Strengths: The study had a randomized control trial design, demonstrated a long time frame for follow-up, and was adequately powered with an enrolled sample size of 120 patients and good retention. In terms of generalizability, the study was multicenter with two participating academic centers.
Limitations: The study population excluded patients who had an mBMI <60% who may potentially be at higher risk for refeeding syndrome. While the study was multicenter, the centers were in the same geographic region and were large academic centers where the majority of the patients followed up with clinicians within that institution which may limit generalizability to other regions or to hospitals with fewer resources.

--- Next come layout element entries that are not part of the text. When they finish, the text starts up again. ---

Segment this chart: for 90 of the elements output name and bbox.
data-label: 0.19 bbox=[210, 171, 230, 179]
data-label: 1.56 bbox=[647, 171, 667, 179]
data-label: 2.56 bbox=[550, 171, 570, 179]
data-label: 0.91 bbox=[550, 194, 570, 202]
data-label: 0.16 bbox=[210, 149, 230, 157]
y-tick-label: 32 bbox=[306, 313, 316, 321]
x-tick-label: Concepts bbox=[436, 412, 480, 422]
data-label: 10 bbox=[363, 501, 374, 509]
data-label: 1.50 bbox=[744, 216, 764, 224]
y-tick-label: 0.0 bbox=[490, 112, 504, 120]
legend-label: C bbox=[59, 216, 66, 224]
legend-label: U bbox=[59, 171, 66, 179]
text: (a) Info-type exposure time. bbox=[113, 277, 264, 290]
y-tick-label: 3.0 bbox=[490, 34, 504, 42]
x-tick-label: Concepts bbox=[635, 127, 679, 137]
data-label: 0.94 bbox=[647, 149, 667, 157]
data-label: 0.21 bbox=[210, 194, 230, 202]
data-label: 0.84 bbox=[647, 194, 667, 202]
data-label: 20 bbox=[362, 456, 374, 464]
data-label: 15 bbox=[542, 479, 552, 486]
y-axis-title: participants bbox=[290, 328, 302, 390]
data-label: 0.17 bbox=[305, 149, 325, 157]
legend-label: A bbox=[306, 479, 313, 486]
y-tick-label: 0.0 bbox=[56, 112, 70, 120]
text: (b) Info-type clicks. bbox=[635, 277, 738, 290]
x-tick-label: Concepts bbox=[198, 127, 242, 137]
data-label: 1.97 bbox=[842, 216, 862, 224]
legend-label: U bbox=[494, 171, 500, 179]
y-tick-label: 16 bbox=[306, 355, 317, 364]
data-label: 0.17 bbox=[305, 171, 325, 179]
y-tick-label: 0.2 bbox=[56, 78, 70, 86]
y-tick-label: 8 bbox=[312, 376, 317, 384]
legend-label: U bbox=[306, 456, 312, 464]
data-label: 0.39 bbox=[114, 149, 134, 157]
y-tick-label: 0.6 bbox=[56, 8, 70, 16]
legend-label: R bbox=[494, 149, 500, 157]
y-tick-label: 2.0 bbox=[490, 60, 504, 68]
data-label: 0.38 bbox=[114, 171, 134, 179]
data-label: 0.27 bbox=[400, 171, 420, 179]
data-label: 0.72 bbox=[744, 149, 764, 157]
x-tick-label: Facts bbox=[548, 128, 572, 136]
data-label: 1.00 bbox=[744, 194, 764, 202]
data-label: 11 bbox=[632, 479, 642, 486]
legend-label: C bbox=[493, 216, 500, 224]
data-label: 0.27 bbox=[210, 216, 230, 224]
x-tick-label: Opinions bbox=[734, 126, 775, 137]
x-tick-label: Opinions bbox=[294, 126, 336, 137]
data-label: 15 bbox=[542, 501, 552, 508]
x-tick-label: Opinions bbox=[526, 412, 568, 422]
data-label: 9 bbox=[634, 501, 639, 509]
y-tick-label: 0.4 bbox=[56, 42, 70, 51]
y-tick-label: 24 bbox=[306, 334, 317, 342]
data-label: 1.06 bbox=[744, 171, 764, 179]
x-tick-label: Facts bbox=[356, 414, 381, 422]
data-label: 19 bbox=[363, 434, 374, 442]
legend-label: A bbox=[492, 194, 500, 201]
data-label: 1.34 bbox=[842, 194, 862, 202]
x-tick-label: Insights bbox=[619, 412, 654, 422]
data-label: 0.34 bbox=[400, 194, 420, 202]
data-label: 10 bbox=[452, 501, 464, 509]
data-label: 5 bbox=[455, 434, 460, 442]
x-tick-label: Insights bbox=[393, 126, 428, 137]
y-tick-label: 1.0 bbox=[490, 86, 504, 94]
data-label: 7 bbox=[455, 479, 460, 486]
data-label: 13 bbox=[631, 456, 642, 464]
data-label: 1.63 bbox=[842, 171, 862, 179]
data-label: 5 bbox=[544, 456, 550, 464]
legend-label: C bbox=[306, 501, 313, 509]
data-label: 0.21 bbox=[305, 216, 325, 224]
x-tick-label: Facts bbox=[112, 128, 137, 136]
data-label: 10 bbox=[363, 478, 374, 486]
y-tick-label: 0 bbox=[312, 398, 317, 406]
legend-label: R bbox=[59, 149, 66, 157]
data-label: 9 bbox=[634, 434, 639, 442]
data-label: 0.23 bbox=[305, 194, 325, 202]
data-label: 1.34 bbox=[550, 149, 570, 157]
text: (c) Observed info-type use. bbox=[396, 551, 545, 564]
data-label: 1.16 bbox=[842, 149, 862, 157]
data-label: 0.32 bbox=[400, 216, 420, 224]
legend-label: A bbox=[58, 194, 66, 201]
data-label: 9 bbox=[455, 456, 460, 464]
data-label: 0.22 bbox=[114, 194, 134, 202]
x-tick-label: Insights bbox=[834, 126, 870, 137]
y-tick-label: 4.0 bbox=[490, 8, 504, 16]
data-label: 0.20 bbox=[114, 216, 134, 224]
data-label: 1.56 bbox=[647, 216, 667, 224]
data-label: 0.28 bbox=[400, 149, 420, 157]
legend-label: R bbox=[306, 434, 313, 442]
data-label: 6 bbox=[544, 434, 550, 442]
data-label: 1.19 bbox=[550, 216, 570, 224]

Major takeaway: A HCR regimen can be used for most patients hospitalized for medical stabilization secondary to anorexia nervosa without significantly increasing the risk of long term rehospitalization and with statistically similar rates of clinical remission at one year when compared to patients who receive a LCR regimen.
How this article should impact our practice: While historically most institutions used a LCR regimen in their protocols for initial medical stabilization in patients with anorexia nervosa, the StRONG trial offers evidence that a HCR regimen is comparable in terms of risk of refeeding syndrome and long-term clinical remission and rehospitalization rates. As an HCR regimen also has the potential to expedite weight gain, shorten length of stay, and reduce cost, many hospitals may find this an appealing alternative to the LCR regimen. In a time when an increasing percentage of our acute care beds are occupied by patients admitted for disordered eating, any measures that have the potential to reduce time to medical stability, cost, and length of stay in addition to being safe should be considered in our care of these patients.